Importante reparar que os três temas categorizados por Harrison & Frederick (2020) envolvem de alguma maneira a curiosidade, o que remete ao clássico William James (1890)[21] que argumentava ser a curiosidade um meio de aprimorar o conhecimento, e que tal busca se dava de maneira natural e instintiva. A curiosidade sobre a morte, os assassinos e os criminosos, de certa forma aproximam os curiosos de temas que talvez não componham necessariamente seu mundo (Kidd & Hayden, 2015)[22]. Assim sendo, cabe à busca ativa por mais informações aliviar a ansiedade do desconhecido, conferindo ao curioso a sensação de controle sobre o ambiente onde se vê inserido. Em outras palavras, seria correto dizer que boa parte dos consumidores de entretenimento construído sobre a imagética dos criminosos violentos está, na verdade, buscando evitar se tornar uma vítima (Vicary & Fraley, 2010)[23].
Outro ponto importante é que justamente a glamourização e a exposição exacerbada de criminosos violentos sejam os fatores responsáveis por uma dessensibilização da natureza dos crimes (Mallett, 2019)[24]. Ironicamente, a intensa exposição a criminosos e seus crimes, ao invés de contribuir para o entendimento de sua periculosidade, inclinam a percepção da população para uma costumeira presença, aumentando as chances de desenvolvimento de sentimentos outros, muitas vezes positivos.
Outras características psicológicas associada ao fascínio pelo crime são:
- a) baixa autoestima;
- b) elevado grau de impulsividade comportamental;
- c) confiança extrema (Tharshini et al., 2021)[25].
Tais características são observadas em mulheres vítimas de golpes românticos, pois também elas apresentam altos níveis de impulsividade e buscam experiências novas e intensas, o que pode aumentar a vulnerabilidade a relacionamentos com pessoas de perfil criminoso. Essas mulheres tendem a confiar mais facilmente nos outros, mesmo em situações de risco, e apresentam níveis mais baixos de amabilidade, o que pode indicar redes sociais menos protetivas e maior isolamento.
No entanto, são entendimentos diferentes. Mulheres vítimas de golpes românticos ou de parceiros violentos são, muitas vezes, e em verdade, vítimas das próprias prisões psíquicas que as inclinam para tais resoluções. Situação muito diferente daquela em que uma mulher se atrai convictamente por um parceiro ou parceira permeado pela aura da criminalidade.
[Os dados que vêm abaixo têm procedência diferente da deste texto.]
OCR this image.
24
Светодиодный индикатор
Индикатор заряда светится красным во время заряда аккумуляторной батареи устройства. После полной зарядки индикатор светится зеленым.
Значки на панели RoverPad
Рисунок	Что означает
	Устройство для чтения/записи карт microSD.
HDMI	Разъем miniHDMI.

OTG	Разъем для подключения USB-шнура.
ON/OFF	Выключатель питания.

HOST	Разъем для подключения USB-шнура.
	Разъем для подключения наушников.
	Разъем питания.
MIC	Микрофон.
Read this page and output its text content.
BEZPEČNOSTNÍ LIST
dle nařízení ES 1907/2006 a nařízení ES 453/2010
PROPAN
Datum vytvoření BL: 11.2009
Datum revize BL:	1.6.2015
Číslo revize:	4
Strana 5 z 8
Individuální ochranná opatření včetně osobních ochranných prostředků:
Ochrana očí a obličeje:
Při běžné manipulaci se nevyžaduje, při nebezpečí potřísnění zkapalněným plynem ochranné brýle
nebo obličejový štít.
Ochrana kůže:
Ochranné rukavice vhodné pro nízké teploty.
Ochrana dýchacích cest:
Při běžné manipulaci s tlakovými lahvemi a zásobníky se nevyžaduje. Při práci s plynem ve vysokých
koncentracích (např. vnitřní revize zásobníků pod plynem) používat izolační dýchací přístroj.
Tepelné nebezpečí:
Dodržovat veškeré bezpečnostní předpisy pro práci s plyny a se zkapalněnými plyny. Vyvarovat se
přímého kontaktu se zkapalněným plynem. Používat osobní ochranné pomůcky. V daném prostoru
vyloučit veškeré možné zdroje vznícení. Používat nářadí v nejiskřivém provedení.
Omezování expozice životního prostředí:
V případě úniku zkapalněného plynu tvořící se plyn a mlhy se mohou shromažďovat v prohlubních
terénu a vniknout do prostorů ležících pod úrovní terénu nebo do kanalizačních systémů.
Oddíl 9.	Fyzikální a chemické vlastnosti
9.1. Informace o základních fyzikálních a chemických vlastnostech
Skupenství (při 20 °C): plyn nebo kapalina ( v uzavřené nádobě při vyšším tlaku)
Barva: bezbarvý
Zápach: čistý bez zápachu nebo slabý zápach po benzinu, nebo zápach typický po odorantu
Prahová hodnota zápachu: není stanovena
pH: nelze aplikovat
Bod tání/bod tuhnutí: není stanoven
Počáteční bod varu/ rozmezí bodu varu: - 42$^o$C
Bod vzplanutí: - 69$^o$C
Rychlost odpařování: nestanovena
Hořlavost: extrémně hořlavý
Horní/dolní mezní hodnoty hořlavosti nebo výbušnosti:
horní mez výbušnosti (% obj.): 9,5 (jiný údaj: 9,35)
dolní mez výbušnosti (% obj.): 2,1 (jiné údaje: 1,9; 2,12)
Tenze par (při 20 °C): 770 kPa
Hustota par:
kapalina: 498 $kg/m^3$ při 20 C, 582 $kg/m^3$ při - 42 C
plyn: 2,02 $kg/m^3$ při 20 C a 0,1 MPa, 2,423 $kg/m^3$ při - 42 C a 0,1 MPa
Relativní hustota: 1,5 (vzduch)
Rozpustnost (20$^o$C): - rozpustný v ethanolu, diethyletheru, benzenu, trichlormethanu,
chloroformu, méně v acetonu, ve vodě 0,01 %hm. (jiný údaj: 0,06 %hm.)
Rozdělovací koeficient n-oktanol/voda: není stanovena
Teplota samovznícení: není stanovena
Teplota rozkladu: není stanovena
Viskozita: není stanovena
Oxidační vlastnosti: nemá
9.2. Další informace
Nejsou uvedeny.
Mulheres atraídas por homens criminosos, violentos e agressivos geralmente associam esses traços comportamentais a fatores positivos, como masculinidade, força e coragem (Puigvert et al., 2019)[26], e tal entendimento talvez se dê unicamente no campo da simbolização social. Essa mistura de conceitos pode ser projetada para figuras extremamente violentas de maneira descalibrada gerando os sentimentos positivos já discutidos.
Há também o fato de que a situação de um parceiro em cárcere gera maior sensação de controle. É inegável que, para uma mulher com baixa autoestima e capacidade emocional reduzida, é uma solução aparentemente fácil se relacionar com alguém que não poderá trocá-la ou traí-la com tanta facilidade.
No entanto, é preciso desde já deixar claro que a hibristofilia não é um fenômeno exclusivo de mulheres. Bruns refere o caso em que uma criminosa “afamada” teria aparentemente “encantado” um promotor de justiça e um médico (Bruns, 2022)[27], e refere que tais comportamentos sedutores são característicos e que as vítimas podem ser de variegadas condições sociais, econômicas e educacionais. Mesmo que o encantamento não tenha se dado para além de alguns benefícios alimentícios e de privilégio de atendimentos no interior do presídio, é de significativo destaque o fator psicológico que um agente criminoso exerce sobre o fascínio humano, a despeito do gênero em que ocorre.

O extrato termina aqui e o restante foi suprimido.